L'hypnose littéraire finit par me vaincre, et je me mis à suivre les aventures terrifiantes du pauvre Stefano Roi!
Qu'est-ce que c'est que cette histoire abracadabrante?
Un jeune homme voit un monstre suivre le bateau de son père que personne d'autre que lui n'aperçoit? Complètement idiot!
La part d'enfance qui survit en moi, tant bien que mal, arrive à surpasser mon esprit cartésien, et je poursuis la lecture.
Je vous passe le récit d'une vie faite de fuite et d'attirance pour cette affreuse bestiole tapie au fond des océans, qui hante le cœur et l'âme de ce pauvre torturé.
Arrive la fin tragique et grotesque.
Le vieillard, dans un ultime face-à-face, veut affronter courageusement la "bête".
Et là, il s'aperçoit avec horreur et désespoir que le "monstre" n'est en fait, qu'un doux et bon génie qui voulait lui apporter gloire et fortune, sous la forme d'une "perle de l'océan"!
Les brumes du sommeil commencent à me gagner sur cette histoire bien sombre.
L'esprit erre dans les contrées de l'inconscient où la raison n'a plus sa place, mais où l'âme retrouve son royaume.
Soudain, je me redresse sur mon oreiller.
L'angoisse m'étreint!
Comme un voile qui tombe devant un tableau de la cimaise de mes pensées, m'apparaît en pleine lumière la vérité de cette parabole!
Ce n'est pas simplement LA parabole que j'ai comprise! C'est aussi ma vie!
Je l'ai reconnu le monstre du K!
Pas celui du livre! Le mien! Celui que j'ai fui, moi aussi!

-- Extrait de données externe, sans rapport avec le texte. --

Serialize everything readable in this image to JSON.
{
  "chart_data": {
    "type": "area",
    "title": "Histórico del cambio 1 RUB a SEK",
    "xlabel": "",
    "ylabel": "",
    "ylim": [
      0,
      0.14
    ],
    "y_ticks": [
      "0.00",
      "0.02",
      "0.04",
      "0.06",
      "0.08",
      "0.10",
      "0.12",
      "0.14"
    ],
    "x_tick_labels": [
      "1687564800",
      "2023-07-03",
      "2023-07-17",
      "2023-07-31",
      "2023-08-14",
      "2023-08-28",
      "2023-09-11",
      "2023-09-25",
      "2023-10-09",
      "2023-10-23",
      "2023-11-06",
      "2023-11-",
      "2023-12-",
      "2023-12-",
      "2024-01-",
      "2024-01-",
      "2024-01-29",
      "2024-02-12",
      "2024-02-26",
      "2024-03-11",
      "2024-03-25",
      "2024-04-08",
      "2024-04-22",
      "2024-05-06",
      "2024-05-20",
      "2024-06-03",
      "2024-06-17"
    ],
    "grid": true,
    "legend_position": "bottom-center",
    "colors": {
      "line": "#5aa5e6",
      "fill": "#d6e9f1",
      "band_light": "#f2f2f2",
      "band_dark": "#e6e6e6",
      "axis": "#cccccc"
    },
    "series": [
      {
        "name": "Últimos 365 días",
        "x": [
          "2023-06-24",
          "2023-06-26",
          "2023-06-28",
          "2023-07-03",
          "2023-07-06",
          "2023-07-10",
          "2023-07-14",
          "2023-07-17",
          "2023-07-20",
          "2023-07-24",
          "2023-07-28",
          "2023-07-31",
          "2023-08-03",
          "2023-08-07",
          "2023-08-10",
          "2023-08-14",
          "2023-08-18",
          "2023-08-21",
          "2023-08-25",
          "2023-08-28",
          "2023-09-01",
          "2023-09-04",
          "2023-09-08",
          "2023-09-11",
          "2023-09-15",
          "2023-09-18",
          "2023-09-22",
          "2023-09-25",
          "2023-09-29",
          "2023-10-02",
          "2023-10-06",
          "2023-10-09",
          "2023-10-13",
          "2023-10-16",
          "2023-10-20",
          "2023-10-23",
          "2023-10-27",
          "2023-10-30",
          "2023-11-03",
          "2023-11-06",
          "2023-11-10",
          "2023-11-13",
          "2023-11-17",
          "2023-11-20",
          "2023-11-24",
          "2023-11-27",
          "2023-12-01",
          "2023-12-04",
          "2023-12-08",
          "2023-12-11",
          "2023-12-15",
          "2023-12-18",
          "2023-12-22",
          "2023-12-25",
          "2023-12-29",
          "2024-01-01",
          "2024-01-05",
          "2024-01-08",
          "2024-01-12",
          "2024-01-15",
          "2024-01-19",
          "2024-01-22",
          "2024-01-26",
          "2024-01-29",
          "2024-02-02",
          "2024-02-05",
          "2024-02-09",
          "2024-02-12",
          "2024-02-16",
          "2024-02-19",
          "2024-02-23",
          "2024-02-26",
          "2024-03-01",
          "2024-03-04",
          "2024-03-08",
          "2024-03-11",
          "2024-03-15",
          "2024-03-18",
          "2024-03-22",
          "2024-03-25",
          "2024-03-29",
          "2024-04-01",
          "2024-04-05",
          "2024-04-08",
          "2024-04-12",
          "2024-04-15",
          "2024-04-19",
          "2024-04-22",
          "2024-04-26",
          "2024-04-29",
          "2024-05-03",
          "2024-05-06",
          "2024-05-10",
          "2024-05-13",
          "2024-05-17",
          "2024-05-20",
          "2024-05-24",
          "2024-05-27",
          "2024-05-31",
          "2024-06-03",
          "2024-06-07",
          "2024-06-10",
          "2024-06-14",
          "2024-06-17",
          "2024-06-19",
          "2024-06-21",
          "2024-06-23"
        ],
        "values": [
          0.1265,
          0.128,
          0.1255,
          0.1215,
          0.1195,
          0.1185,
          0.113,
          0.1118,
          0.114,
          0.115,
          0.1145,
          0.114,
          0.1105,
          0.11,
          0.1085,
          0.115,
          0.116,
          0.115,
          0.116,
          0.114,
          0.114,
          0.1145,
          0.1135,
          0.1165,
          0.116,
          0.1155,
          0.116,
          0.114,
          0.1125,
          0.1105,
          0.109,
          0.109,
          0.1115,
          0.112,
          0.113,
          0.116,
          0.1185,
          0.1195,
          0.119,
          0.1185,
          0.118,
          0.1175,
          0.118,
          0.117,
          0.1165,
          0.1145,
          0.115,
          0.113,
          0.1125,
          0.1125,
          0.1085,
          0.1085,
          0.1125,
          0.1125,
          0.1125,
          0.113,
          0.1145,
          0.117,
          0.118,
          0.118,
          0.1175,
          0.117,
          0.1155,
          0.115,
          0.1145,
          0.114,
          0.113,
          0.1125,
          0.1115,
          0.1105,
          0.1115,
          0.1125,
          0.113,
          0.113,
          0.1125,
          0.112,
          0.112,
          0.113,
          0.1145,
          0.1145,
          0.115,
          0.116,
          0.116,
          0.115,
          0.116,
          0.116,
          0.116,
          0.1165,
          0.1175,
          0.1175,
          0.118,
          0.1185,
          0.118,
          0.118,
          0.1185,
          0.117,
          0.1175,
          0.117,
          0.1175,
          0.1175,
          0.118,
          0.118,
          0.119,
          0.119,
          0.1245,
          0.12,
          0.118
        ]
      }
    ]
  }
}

Comme un imbécile! Aussi stupide que ce Stefano!
Moi aussi on me l'avait dépeint comme une monstruosité!
Moi aussi, j'étais le seul à le voir, alors que j'entends encore le ricanement de ma mère, parce qu'elle, à l'instar du père de Stefano, ne le voyait pas non plus!
Le mien aussi, je l'ai fui toute ma vie! Il était là devant moi! Il m'a accompagné toute mon existence!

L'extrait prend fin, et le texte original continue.